Le voyage de Jeanne

Découvrir le monde au gré des vents avec son compagnon est le rêve de nombreuses jeunes femmes. Beaucoup y pensent, peu le réalisent. Les obstacles sont nombreux, matériels comme sociétaux. Pour réussir il faut avoir du caractère, être réfléchie, intrépide mais non téméraire. Le projet doit être mûri avant le départ et chaque étape nécessite une analyse de la situation et une évaluation des risques avant de l’engager. Enfin, un tel voyage ne peut pas être une simple croisière touristique, il faut qu’il ait une finalité enrichissante pour la voyageuse.

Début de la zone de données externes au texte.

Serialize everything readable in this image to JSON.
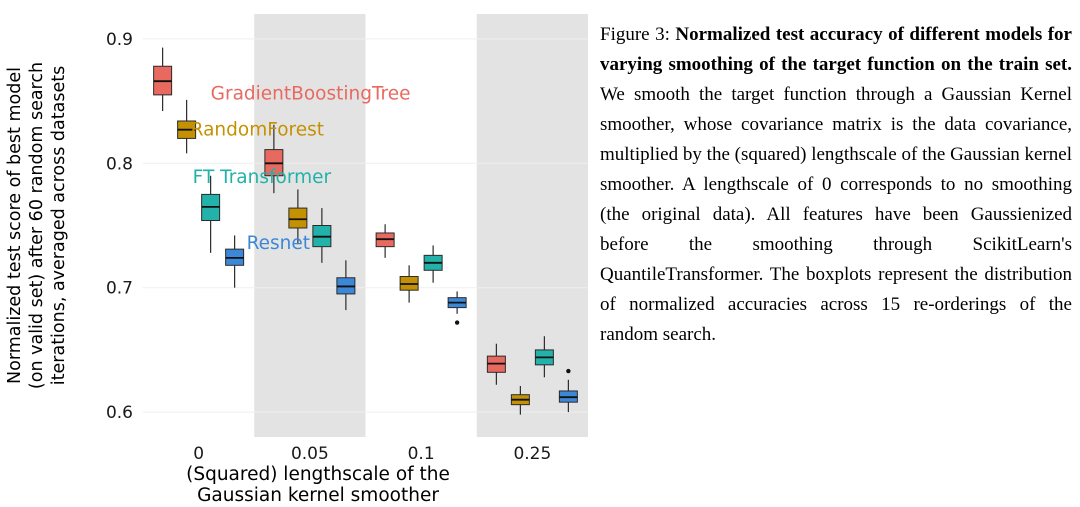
{
  "figure": {
    "caption": {
      "label": "Figure 3: ",
      "bold": "Normalized test accuracy of different models for varying smoothing of the target function on the train set.",
      "body": " We smooth the target function through a Gaussian Kernel smoother, whose covariance matrix is the data covariance, multiplied by the (squared) lengthscale of the Gaussian kernel smoother. A lengthscale of 0 corresponds to no smoothing (the original data). All features have been Gaussienized before the smoothing through ScikitLearn's QuantileTransformer. The boxplots represent the distribution of normalized accuracies across 15 re-orderings of the random search."
    }
  },
  "chart_data": {
    "type": "boxplot",
    "title": "",
    "xlabel": "(Squared) lengthscale of the\nGaussian kernel smoother",
    "ylabel": "Normalized test score of best model\n(on valid set) after 60 random search\niterations, averaged across datasets",
    "categories": [
      "0",
      "0.05",
      "0.1",
      "0.25"
    ],
    "y_ticks": [
      0.6,
      0.7,
      0.8,
      0.9
    ],
    "ylim": [
      0.58,
      0.92
    ],
    "grid": "faint-horizontal",
    "legend_position": "in-plot-text-labels",
    "shaded_category_indices": [
      1,
      3
    ],
    "shade_color": "#e3e3e3",
    "series": [
      {
        "name": "GradientBoostingTree",
        "color": "#e8695f",
        "boxes": [
          {
            "low": 0.842,
            "q1": 0.855,
            "median": 0.866,
            "q3": 0.878,
            "high": 0.893,
            "outliers": []
          },
          {
            "low": 0.776,
            "q1": 0.79,
            "median": 0.8,
            "q3": 0.811,
            "high": 0.831,
            "outliers": []
          },
          {
            "low": 0.724,
            "q1": 0.733,
            "median": 0.739,
            "q3": 0.744,
            "high": 0.751,
            "outliers": []
          },
          {
            "low": 0.622,
            "q1": 0.632,
            "median": 0.639,
            "q3": 0.645,
            "high": 0.655,
            "outliers": []
          }
        ]
      },
      {
        "name": "RandomForest",
        "color": "#c49102",
        "boxes": [
          {
            "low": 0.808,
            "q1": 0.82,
            "median": 0.827,
            "q3": 0.834,
            "high": 0.851,
            "outliers": []
          },
          {
            "low": 0.735,
            "q1": 0.748,
            "median": 0.755,
            "q3": 0.764,
            "high": 0.779,
            "outliers": []
          },
          {
            "low": 0.688,
            "q1": 0.698,
            "median": 0.703,
            "q3": 0.709,
            "high": 0.718,
            "outliers": []
          },
          {
            "low": 0.598,
            "q1": 0.606,
            "median": 0.61,
            "q3": 0.614,
            "high": 0.621,
            "outliers": []
          }
        ]
      },
      {
        "name": "FT Transformer",
        "color": "#22b2a9",
        "boxes": [
          {
            "low": 0.728,
            "q1": 0.754,
            "median": 0.765,
            "q3": 0.775,
            "high": 0.79,
            "outliers": []
          },
          {
            "low": 0.72,
            "q1": 0.733,
            "median": 0.741,
            "q3": 0.75,
            "high": 0.764,
            "outliers": []
          },
          {
            "low": 0.704,
            "q1": 0.714,
            "median": 0.72,
            "q3": 0.726,
            "high": 0.734,
            "outliers": []
          },
          {
            "low": 0.628,
            "q1": 0.638,
            "median": 0.644,
            "q3": 0.65,
            "high": 0.661,
            "outliers": []
          }
        ]
      },
      {
        "name": "Resnet",
        "color": "#3d87d8",
        "boxes": [
          {
            "low": 0.7,
            "q1": 0.718,
            "median": 0.724,
            "q3": 0.731,
            "high": 0.742,
            "outliers": []
          },
          {
            "low": 0.682,
            "q1": 0.695,
            "median": 0.701,
            "q3": 0.708,
            "high": 0.722,
            "outliers": []
          },
          {
            "low": 0.679,
            "q1": 0.684,
            "median": 0.688,
            "q3": 0.692,
            "high": 0.697,
            "outliers": [
              0.672
            ]
          },
          {
            "low": 0.6,
            "q1": 0.608,
            "median": 0.612,
            "q3": 0.617,
            "high": 0.626,
            "outliers": [
              0.633
            ]
          }
        ]
      }
    ],
    "annotations": [
      {
        "text": "GradientBoostingTree",
        "color": "#e8695f",
        "category_index": 0,
        "value": 0.856,
        "dx": 12,
        "anchor": "start"
      },
      {
        "text": "RandomForest",
        "color": "#c49102",
        "category_index": 0,
        "value": 0.827,
        "dx": -8,
        "anchor": "start"
      },
      {
        "text": "FT Transformer",
        "color": "#22b2a9",
        "category_index": 0,
        "value": 0.789,
        "dx": -6,
        "anchor": "start"
      },
      {
        "text": "Resnet",
        "color": "#3d87d8",
        "category_index": 0,
        "value": 0.736,
        "dx": 48,
        "anchor": "start"
      }
    ]
  }
}
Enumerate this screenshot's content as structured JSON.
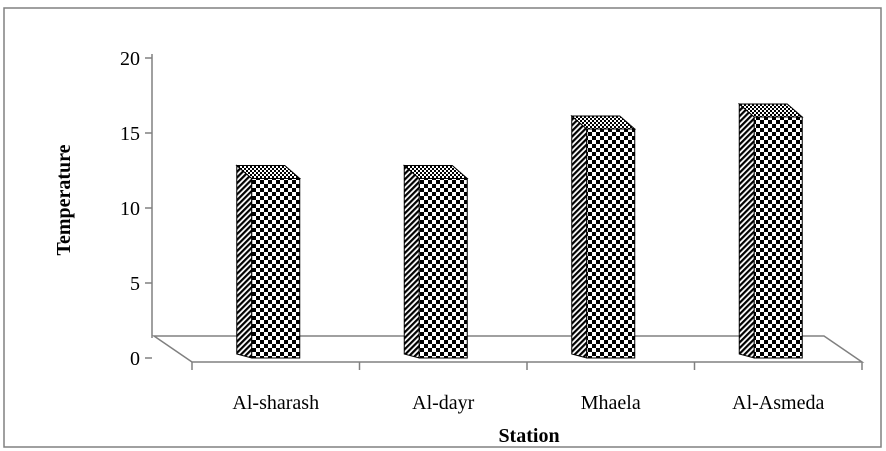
{
  "chart_data": {
    "type": "bar",
    "title": "",
    "xlabel": "Station",
    "ylabel": "Temperature",
    "categories": [
      "Al-sharash",
      "Al-dayr",
      "Mhaela",
      "Al-Asmeda"
    ],
    "values": [
      12.1,
      12.1,
      15.4,
      16.2
    ],
    "ylim": [
      0,
      20
    ],
    "yticks": [
      "0",
      "5",
      "10",
      "15",
      "20"
    ],
    "grid": false,
    "legend": "none",
    "style": "3d-column-checkered"
  }
}
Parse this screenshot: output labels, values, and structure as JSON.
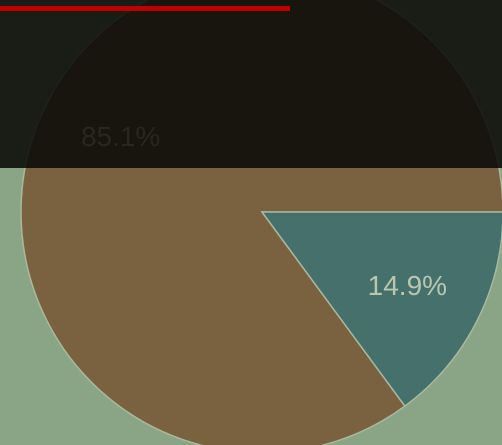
{
  "chart_data": {
    "type": "pie",
    "values": [
      85.1,
      14.9
    ],
    "value_labels": [
      "85.1%",
      "14.9%"
    ],
    "colors": [
      "#7a6240",
      "#45706b"
    ],
    "label_colors": [
      "#27261f",
      "#b9c7b0"
    ]
  }
}
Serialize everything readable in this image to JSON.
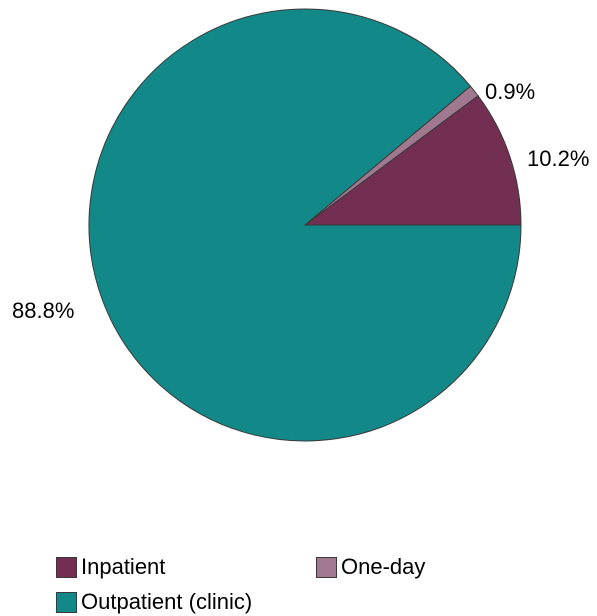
{
  "chart_data": {
    "type": "pie",
    "title": "",
    "slices": [
      {
        "label": "Inpatient",
        "value": 10.2,
        "display": "10.2%",
        "color": "#722f51"
      },
      {
        "label": "One-day",
        "value": 0.9,
        "display": "0.9%",
        "color": "#a07890"
      },
      {
        "label": "Outpatient (clinic)",
        "value": 88.8,
        "display": "88.8%",
        "color": "#138888"
      }
    ],
    "start_angle": "3 o'clock, counter-clockwise",
    "legend_position": "bottom"
  },
  "legend": {
    "items": [
      {
        "label": "Inpatient",
        "color": "#722f51"
      },
      {
        "label": "One-day",
        "color": "#a07890"
      },
      {
        "label": "Outpatient (clinic)",
        "color": "#138888"
      }
    ]
  }
}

Réaliser un tel projet au XVIIIème siècle relevait de l’impossible. La condition des femmes à l’époque n’était pas celle d’aujourd’hui. Elles n’étaient pas admises à bord des vaisseaux du Roi et en 1765 Jeanne Barret dût se travestir en garçon pour accompagner Philibert Commerson, naturaliste du voyage de découverte de Bougainville.

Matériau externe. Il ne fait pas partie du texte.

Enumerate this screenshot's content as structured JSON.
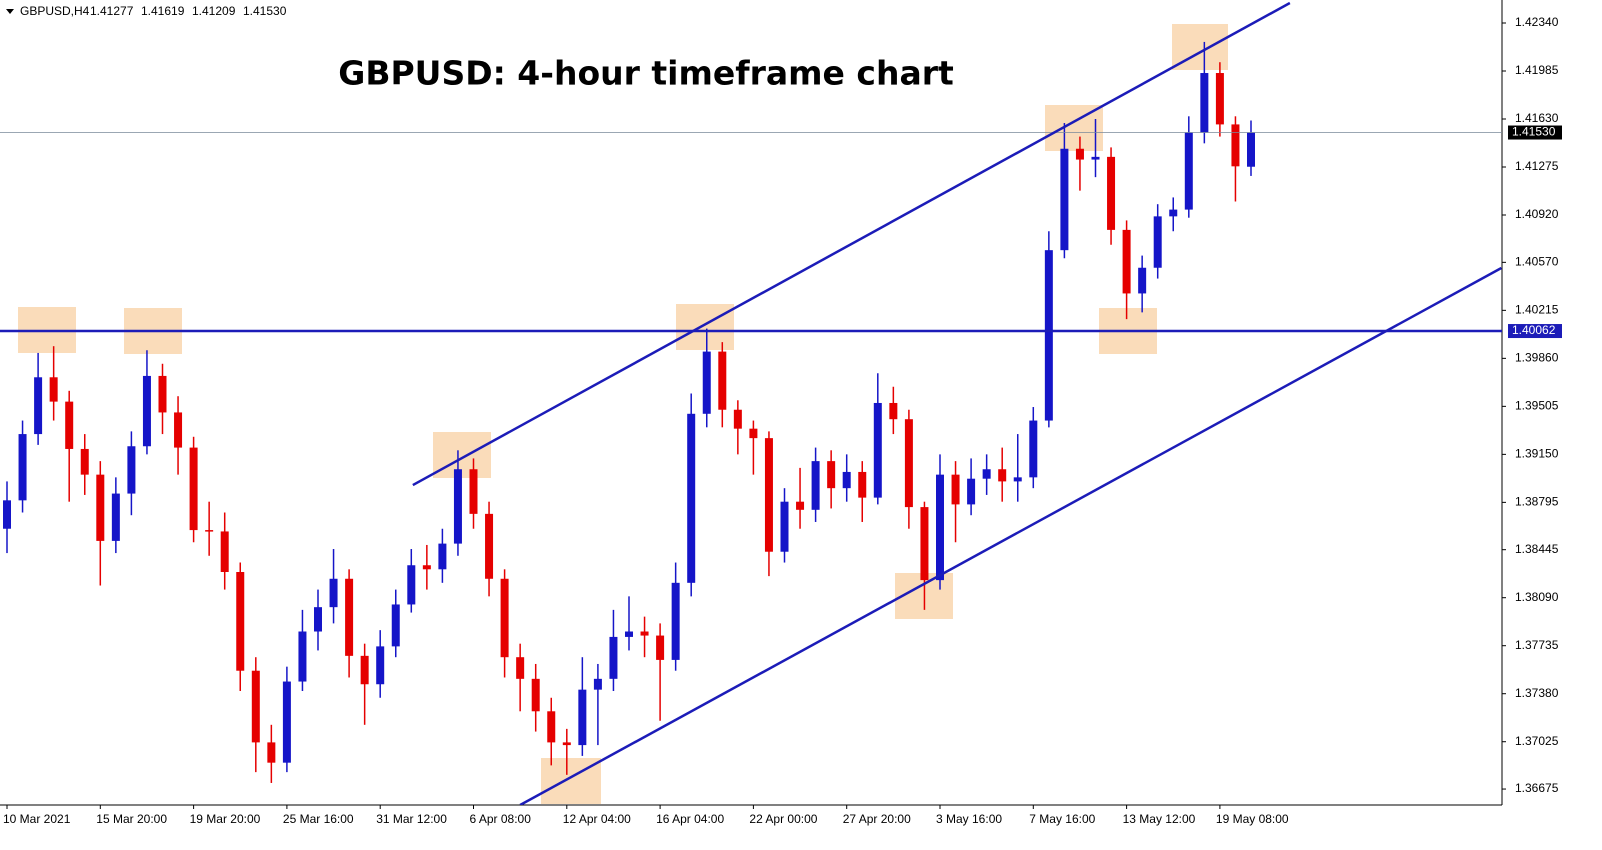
{
  "chart_data": {
    "type": "candlestick",
    "title": "GBPUSD: 4-hour timeframe chart",
    "header": [
      "GBPUSD,H4",
      "1.41277",
      "1.41619",
      "1.41209",
      "1.41530"
    ],
    "up_color": "#1515c8",
    "down_color": "#e50000",
    "categories": [
      "10 Mar 2021",
      null,
      null,
      null,
      null,
      null,
      "15 Mar 20:00",
      null,
      null,
      null,
      null,
      null,
      "19 Mar 20:00",
      null,
      null,
      null,
      null,
      null,
      "25 Mar 16:00",
      null,
      null,
      null,
      null,
      null,
      "31 Mar 12:00",
      null,
      null,
      null,
      null,
      null,
      "6 Apr 08:00",
      null,
      null,
      null,
      null,
      null,
      "12 Apr 04:00",
      null,
      null,
      null,
      null,
      null,
      "16 Apr 04:00",
      null,
      null,
      null,
      null,
      null,
      "22 Apr 00:00",
      null,
      null,
      null,
      null,
      null,
      "27 Apr 20:00",
      null,
      null,
      null,
      null,
      null,
      "3 May 16:00",
      null,
      null,
      null,
      null,
      null,
      "7 May 16:00",
      null,
      null,
      null,
      null,
      null,
      "13 May 12:00",
      null,
      null,
      null,
      null,
      null,
      "19 May 08:00",
      null,
      null
    ],
    "open": [
      1.386,
      1.3881,
      1.393,
      1.3972,
      1.3954,
      1.3919,
      1.39,
      1.3851,
      1.3886,
      1.3921,
      1.3973,
      1.3946,
      1.392,
      1.3859,
      1.3858,
      1.3828,
      1.3755,
      1.3702,
      1.3687,
      1.3747,
      1.3784,
      1.3802,
      1.3823,
      1.3766,
      1.3745,
      1.3773,
      1.3804,
      1.3833,
      1.383,
      1.3849,
      1.3904,
      1.3871,
      1.3823,
      1.3765,
      1.3749,
      1.3725,
      1.3702,
      1.37,
      1.3741,
      1.3749,
      1.378,
      1.3784,
      1.3781,
      1.3763,
      1.382,
      1.3945,
      1.3991,
      1.3948,
      1.3934,
      1.3927,
      1.3843,
      1.388,
      1.3874,
      1.391,
      1.389,
      1.3902,
      1.3883,
      1.3953,
      1.3941,
      1.3876,
      1.3822,
      1.39,
      1.3878,
      1.3897,
      1.3904,
      1.3895,
      1.3898,
      1.394,
      1.4066,
      1.4141,
      1.4133,
      1.4135,
      1.4081,
      1.4034,
      1.4053,
      1.4091,
      1.4096,
      1.4153,
      1.4197,
      1.4159,
      1.41277
    ],
    "high": [
      1.3895,
      1.394,
      1.399,
      1.3995,
      1.3962,
      1.393,
      1.391,
      1.3898,
      1.3932,
      1.3992,
      1.3982,
      1.3958,
      1.3928,
      1.388,
      1.3872,
      1.3835,
      1.3765,
      1.3715,
      1.3758,
      1.38,
      1.3815,
      1.3845,
      1.383,
      1.3775,
      1.3785,
      1.3815,
      1.3845,
      1.3848,
      1.386,
      1.3918,
      1.3912,
      1.388,
      1.383,
      1.3775,
      1.376,
      1.3735,
      1.3712,
      1.3765,
      1.376,
      1.38,
      1.381,
      1.3795,
      1.379,
      1.3835,
      1.396,
      1.4008,
      1.3998,
      1.3955,
      1.394,
      1.3932,
      1.389,
      1.3905,
      1.392,
      1.3918,
      1.3915,
      1.391,
      1.3975,
      1.3965,
      1.3948,
      1.388,
      1.3915,
      1.391,
      1.3912,
      1.3915,
      1.392,
      1.393,
      1.395,
      1.408,
      1.416,
      1.415,
      1.4163,
      1.4142,
      1.4088,
      1.4062,
      1.41,
      1.4105,
      1.4165,
      1.422,
      1.4205,
      1.4165,
      1.41619
    ],
    "low": [
      1.3842,
      1.3872,
      1.3922,
      1.394,
      1.388,
      1.3885,
      1.3818,
      1.3842,
      1.387,
      1.3915,
      1.393,
      1.39,
      1.385,
      1.384,
      1.3815,
      1.374,
      1.368,
      1.3672,
      1.368,
      1.374,
      1.377,
      1.379,
      1.375,
      1.3715,
      1.3735,
      1.3765,
      1.3798,
      1.3815,
      1.382,
      1.384,
      1.386,
      1.381,
      1.375,
      1.3725,
      1.371,
      1.3685,
      1.3678,
      1.3692,
      1.37,
      1.374,
      1.377,
      1.3765,
      1.3718,
      1.3755,
      1.381,
      1.3935,
      1.3935,
      1.3915,
      1.39,
      1.3825,
      1.3835,
      1.386,
      1.3865,
      1.3875,
      1.388,
      1.3865,
      1.3878,
      1.393,
      1.386,
      1.38,
      1.3815,
      1.385,
      1.387,
      1.3885,
      1.388,
      1.388,
      1.389,
      1.3935,
      1.406,
      1.411,
      1.412,
      1.407,
      1.4015,
      1.402,
      1.4045,
      1.408,
      1.409,
      1.4145,
      1.415,
      1.4102,
      1.41209
    ],
    "close": [
      1.3881,
      1.393,
      1.3972,
      1.3954,
      1.3919,
      1.39,
      1.3851,
      1.3886,
      1.3921,
      1.3973,
      1.3946,
      1.392,
      1.3859,
      1.3858,
      1.3828,
      1.3755,
      1.3702,
      1.3687,
      1.3747,
      1.3784,
      1.3802,
      1.3823,
      1.3766,
      1.3745,
      1.3773,
      1.3804,
      1.3833,
      1.383,
      1.3849,
      1.3904,
      1.3871,
      1.3823,
      1.3765,
      1.3749,
      1.3725,
      1.3702,
      1.37,
      1.3741,
      1.3749,
      1.378,
      1.3784,
      1.3781,
      1.3763,
      1.382,
      1.3945,
      1.3991,
      1.3948,
      1.3934,
      1.3927,
      1.3843,
      1.388,
      1.3874,
      1.391,
      1.389,
      1.3902,
      1.3883,
      1.3953,
      1.3941,
      1.3876,
      1.3822,
      1.39,
      1.3878,
      1.3897,
      1.3904,
      1.3895,
      1.3898,
      1.394,
      1.4066,
      1.4141,
      1.4133,
      1.4135,
      1.4081,
      1.4034,
      1.4053,
      1.4091,
      1.4096,
      1.4153,
      1.4197,
      1.4159,
      1.4128,
      1.4153
    ],
    "ylim": [
      1.36557,
      1.4251
    ],
    "yticks": [
      {
        "value": 1.4234,
        "label": "1.42340"
      },
      {
        "value": 1.41985,
        "label": "1.41985"
      },
      {
        "value": 1.4163,
        "label": "1.41630"
      },
      {
        "value": 1.41275,
        "label": "1.41275"
      },
      {
        "value": 1.4092,
        "label": "1.40920"
      },
      {
        "value": 1.4057,
        "label": "1.40570"
      },
      {
        "value": 1.40215,
        "label": "1.40215"
      },
      {
        "value": 1.3986,
        "label": "1.39860"
      },
      {
        "value": 1.39505,
        "label": "1.39505"
      },
      {
        "value": 1.3915,
        "label": "1.39150"
      },
      {
        "value": 1.38795,
        "label": "1.38795"
      },
      {
        "value": 1.38445,
        "label": "1.38445"
      },
      {
        "value": 1.3809,
        "label": "1.38090"
      },
      {
        "value": 1.37735,
        "label": "1.37735"
      },
      {
        "value": 1.3738,
        "label": "1.37380"
      },
      {
        "value": 1.37025,
        "label": "1.37025"
      },
      {
        "value": 1.36675,
        "label": "1.36675"
      }
    ],
    "levels": [
      {
        "value": 1.4153,
        "label": "1.41530",
        "color": "#7a8a9a"
      },
      {
        "value": 1.40062,
        "label": "1.40062",
        "color": "#1c1cb8"
      }
    ],
    "trendlines": [
      {
        "x": [
          26.1,
          82.5
        ],
        "y": [
          1.38923,
          1.42488
        ],
        "color": "#1c1cb8"
      },
      {
        "x": [
          33.0,
          96.1
        ],
        "y": [
          1.36557,
          1.40528
        ],
        "color": "#1c1cb8"
      }
    ]
  }
}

Rapidement le doute sur le sexe du valet se répandit dans les équipages, Jean/Jeanne dût faire appel à de multiples stratagèmes pour déjouer la curiosité des hommes. Les tahitiens ne s’y trompèrent pas et la reconnurent comme femme dès qu’ils la virent. Bougainville et ses officiers ne voulaient pas de scandale et le firent comprendre aux matelots. Mais un jour où elle faisait la lessive dans un lieu reculé, elle fut violée par quelques fortes têtes. Elle ne se plaignit pas, mais les auteurs se vantèrent et Bougainville l’appela, ostensiblement, Dame Barret. Philibert Commerson et son valet, qui était aussi sa collaboratrice – elle herborisait et classait les herbiers – et sa compagne – ils avaient eu un enfant ensemble – débarquèrent à l’ile de France où ils furent accueillis par Pierre Poivre. Bientôt ils se séparèrent, Commerson mourut sur place et Jeanne se maria et rentra en France. L’aventure connut son épilogue en 1785, lorsque le Roi Louis XVI, sur la recommandation de Bougainville, accorda une pension à Jeanne Barret qu’il qualifia de « femme extraordinaire ».

Jeanne Barret n’a laissé aucun journal de voyage, mais Anne-Catherine Blanc a donné corps à une ombre et en a créé un à partir d’au moins cinq récits rédigés par des membres de l’expédition. Les pensées qu’elle prête à son héroïne sont sans doute très éloignées de celles de Jeanne, mais le résultat est un journal qui respecte les évènements consignés par les uns ou les autres, bien plus agréable à lire que la sèche formulation des documents originaux. 

Le patrouilleur des Affaires Maritimes PM43, entré en service en 2022,  porte le nom de Jeanne Barret.

CV(H) Gérald BONNIER
07/01/2024

Le voyage de Jeanne
Anne-Catherine Blanc
Préface de Titouan Lamazou
Editions des Instants

Retrouvez également la vie de Jeanne Barret dans l’Aventurière de l’Etoile, de Christel Mouchard.